We reappeared in a small city, town really, somewhere in southern Kansas - the name escapes me. It was one of the many settlements that had been founded before automation took a hammer to manual labour in a big way. Now it was just a shell, shrinking every year, and the perfect place for Warlocks to set up shop. It wasn't like anyone cared in these sort of areas, so long as rent was paid, and it was cheap, too. The feeling of a place that was slowly dying was also the perfect cover, anything less than overt black magic would be swallowed up in the miasma of decay that hovered over the place.
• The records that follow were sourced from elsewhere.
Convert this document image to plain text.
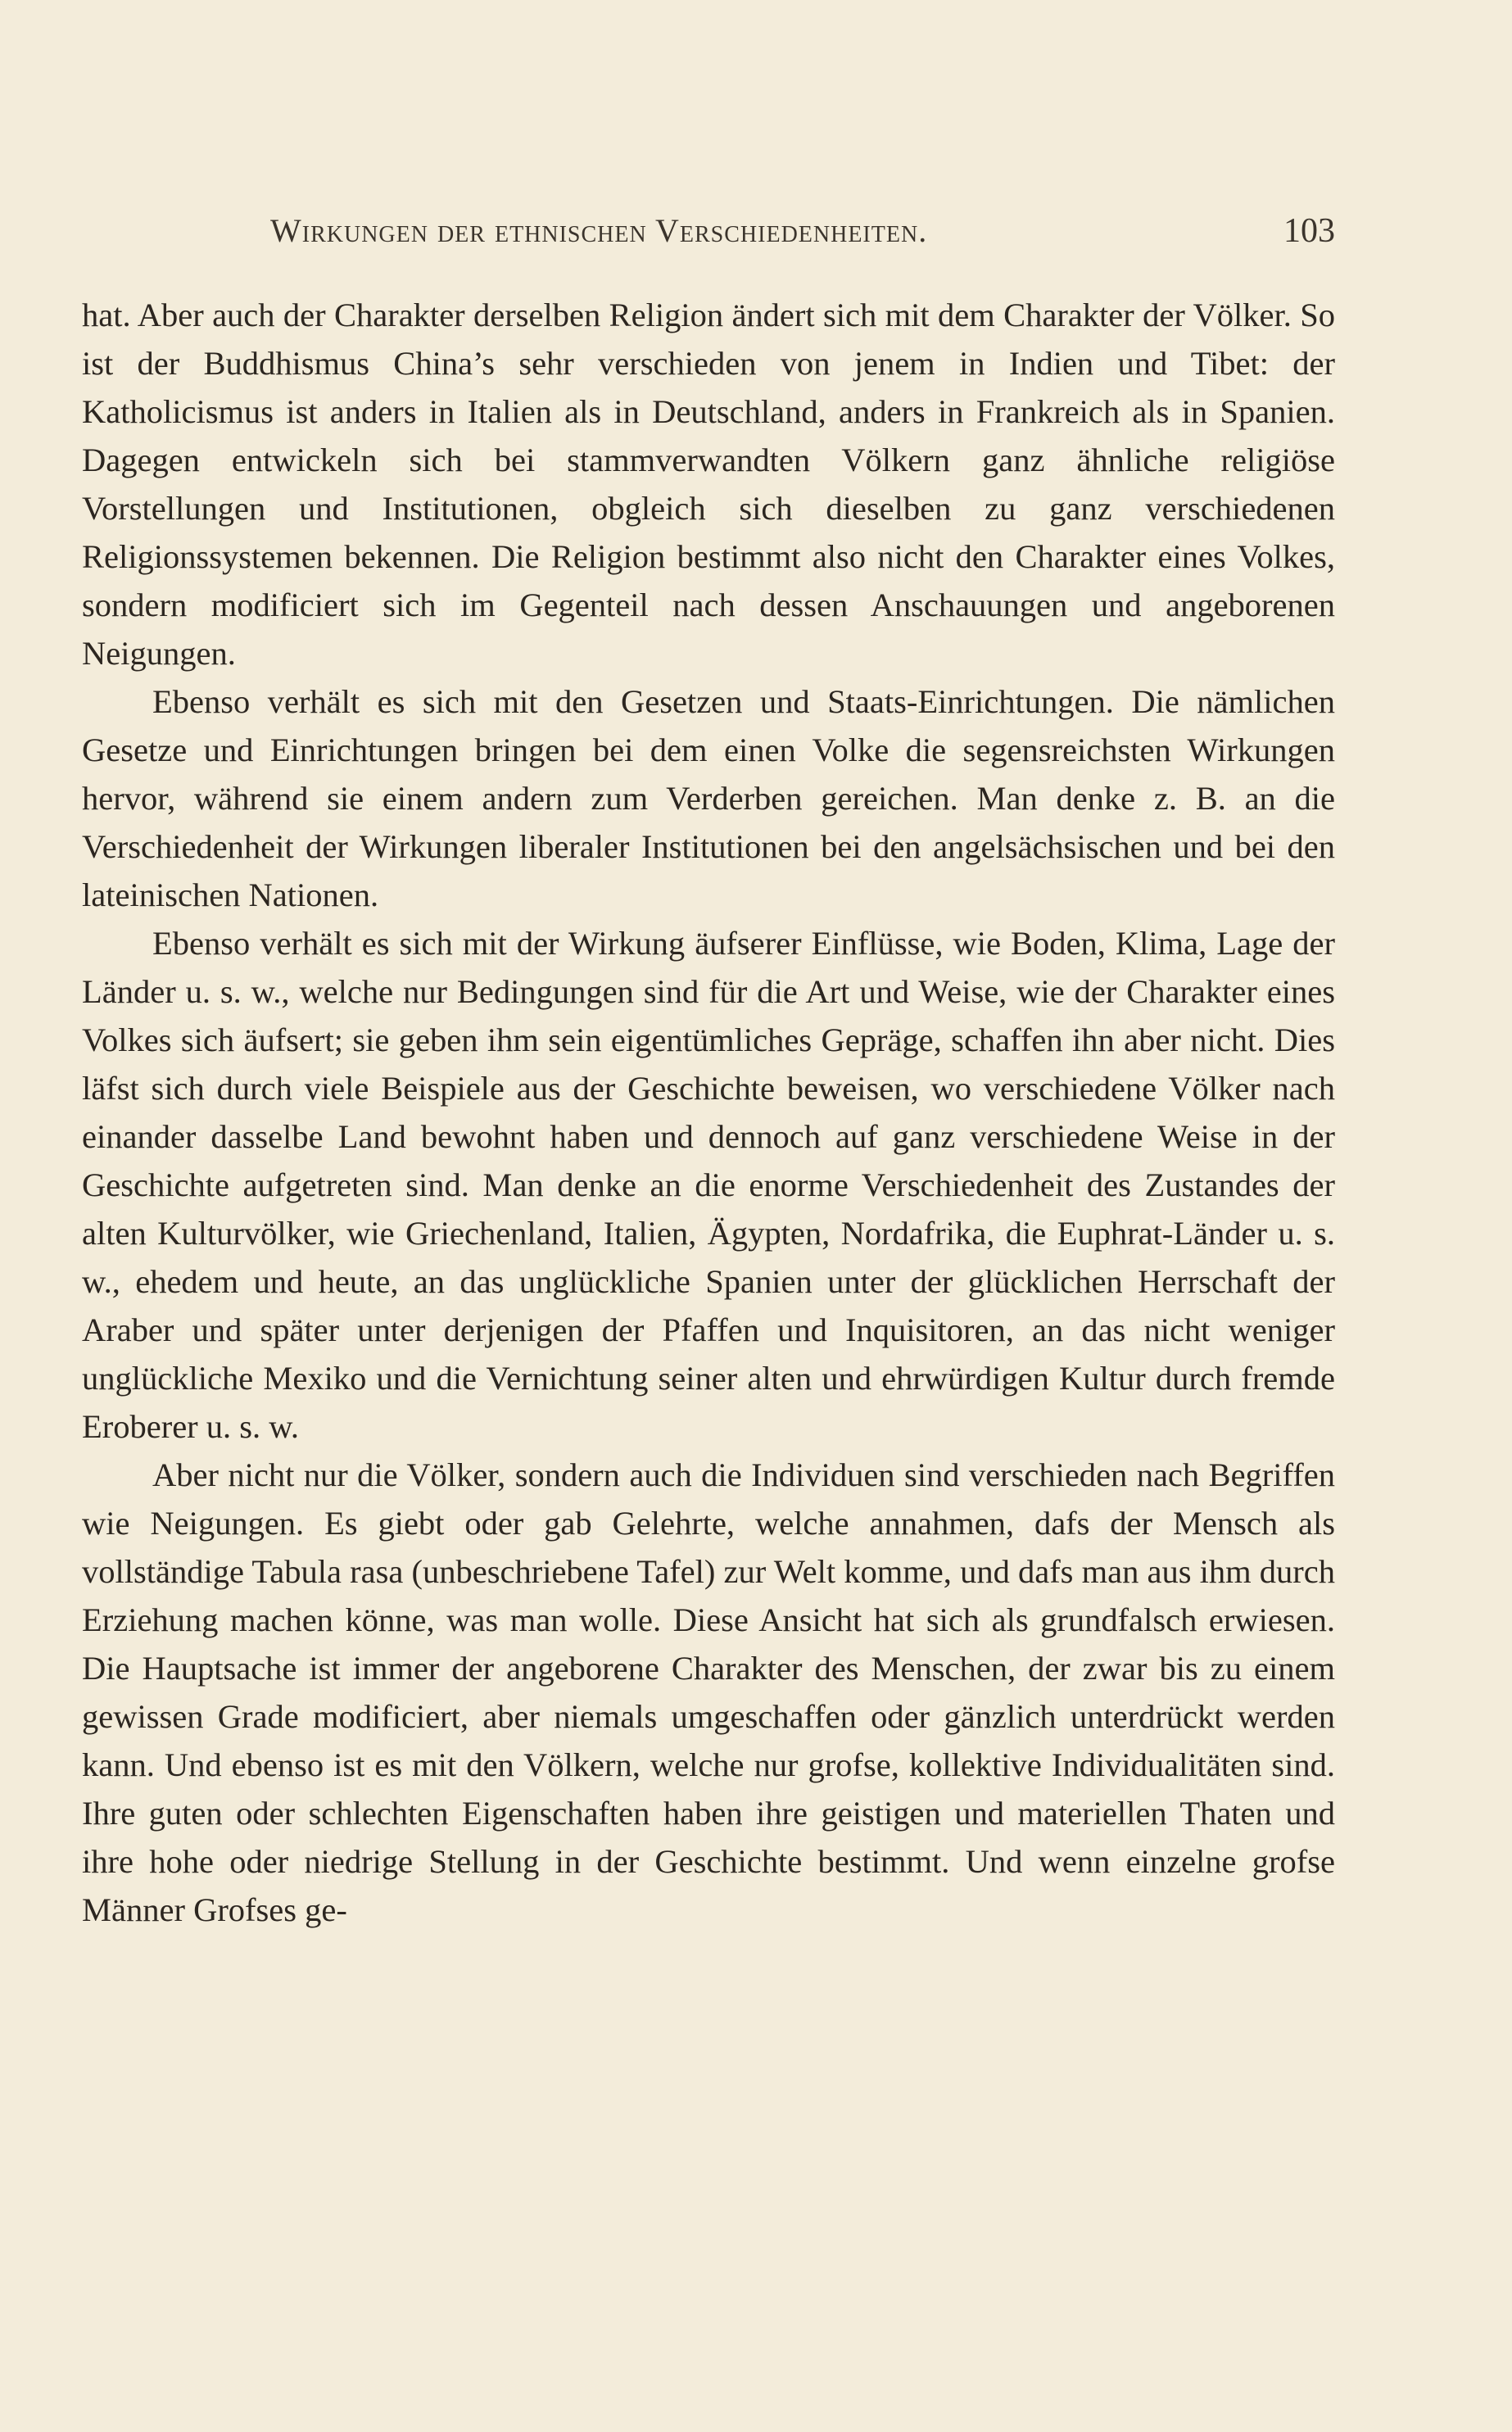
Wirkungen der ethnischen Verschiedenheiten.	103

hat. Aber auch der Charakter derselben Religion ändert sich mit dem Charakter der Völker. So ist der Buddhismus China’s sehr verschieden von jenem in Indien und Tibet: der Katholicismus ist anders in Italien als in Deutschland, anders in Frankreich als in Spanien. Dagegen entwickeln sich bei stammverwandten Völkern ganz ähnliche religiöse Vorstellungen und Institutionen, obgleich sich dieselben zu ganz verschiedenen Religionssystemen bekennen. Die Religion bestimmt also nicht den Charakter eines Volkes, sondern modificiert sich im Gegenteil nach dessen Anschauungen und angeborenen Neigungen.

Ebenso verhält es sich mit den Gesetzen und Staats-Einrichtungen. Die nämlichen Gesetze und Einrichtungen bringen bei dem einen Volke die segensreichsten Wirkungen hervor, während sie einem andern zum Verderben gereichen. Man denke z. B. an die Verschiedenheit der Wirkungen liberaler Institutionen bei den angelsächsischen und bei den lateinischen Nationen.

Ebenso verhält es sich mit der Wirkung äufserer Einflüsse, wie Boden, Klima, Lage der Länder u. s. w., welche nur Bedingungen sind für die Art und Weise, wie der Charakter eines Volkes sich äufsert; sie geben ihm sein eigentümliches Gepräge, schaffen ihn aber nicht. Dies läfst sich durch viele Beispiele aus der Geschichte beweisen, wo verschiedene Völker nach einander dasselbe Land bewohnt haben und dennoch auf ganz verschiedene Weise in der Geschichte aufgetreten sind. Man denke an die enorme Verschiedenheit des Zustandes der alten Kulturvölker, wie Griechenland, Italien, Ägypten, Nordafrika, die Euphrat-Länder u. s. w., ehedem und heute, an das unglückliche Spanien unter der glücklichen Herrschaft der Araber und später unter derjenigen der Pfaffen und Inquisitoren, an das nicht weniger unglückliche Mexiko und die Vernichtung seiner alten und ehrwürdigen Kultur durch fremde Eroberer u. s. w.

Aber nicht nur die Völker, sondern auch die Individuen sind verschieden nach Begriffen wie Neigungen. Es giebt oder gab Gelehrte, welche annahmen, dafs der Mensch als vollständige Tabula rasa (unbeschriebene Tafel) zur Welt komme, und dafs man aus ihm durch Erziehung machen könne, was man wolle. Diese Ansicht hat sich als grundfalsch erwiesen. Die Hauptsache ist immer der angeborene Charakter des Menschen, der zwar bis zu einem gewissen Grade modificiert, aber niemals umgeschaffen oder gänzlich unterdrückt werden kann. Und ebenso ist es mit den Völkern, welche nur grofse, kollektive Individualitäten sind. Ihre guten oder schlechten Eigenschaften haben ihre geistigen und materiellen Thaten und ihre hohe oder niedrige Stellung in der Geschichte bestimmt. Und wenn einzelne grofse Männer Grofses ge-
I'd seen it all before, but that didn't make it any easier. The buildings might change, but the people were always the same. Isolated, desperate and with little hope that their desperation would be answered. The sort of place where dark things thrived, and Wardens rarely came. The only reason we were here was the unusually vague dossier from the White Council, that had set me onto the realisation that the local Paranet chapter hadn't communicated for months. That on its own hadn't been enough for any real suspicion, not with the Fomor rampant until so recently. But now that that was over, it had been cause enough to investigate, and Viserys' scrying had revealed the truth of the matter.

Warlocks.

If the combined intelligence was right, these were the sort that wouldn't think twice of killing any Wardens sent after them, and there were enough that I'd have wanted some serious backup. Nests of Warlocks didn't form all that often, but these ones had slipped under the radar for a while, no doubt taking advantage of the chaos brought about by the Fomor attacks. Eight of them in total, probably brought together through the Paranet, and I didn't like to think what that might mean for my hopes. The Paranet was a wonderful tool, but like any tool, it could be used both ways.

"This is the place," Viserys nodded, closing the old-fashioned looking compass that he'd taken out on arriving here. I seriously needed to ask him how it worked. I'd always been gifted with Thaumaturgy, but what his Wayfinder appeared capable of had left Bob speechless. I still wasn't sure how I felt about that, but I was long past the point of letting any fear of the man who was, if not a friend, at least one who'd proven a worthy ally. And against almost ten Warlocks, I'd take all the help I could get.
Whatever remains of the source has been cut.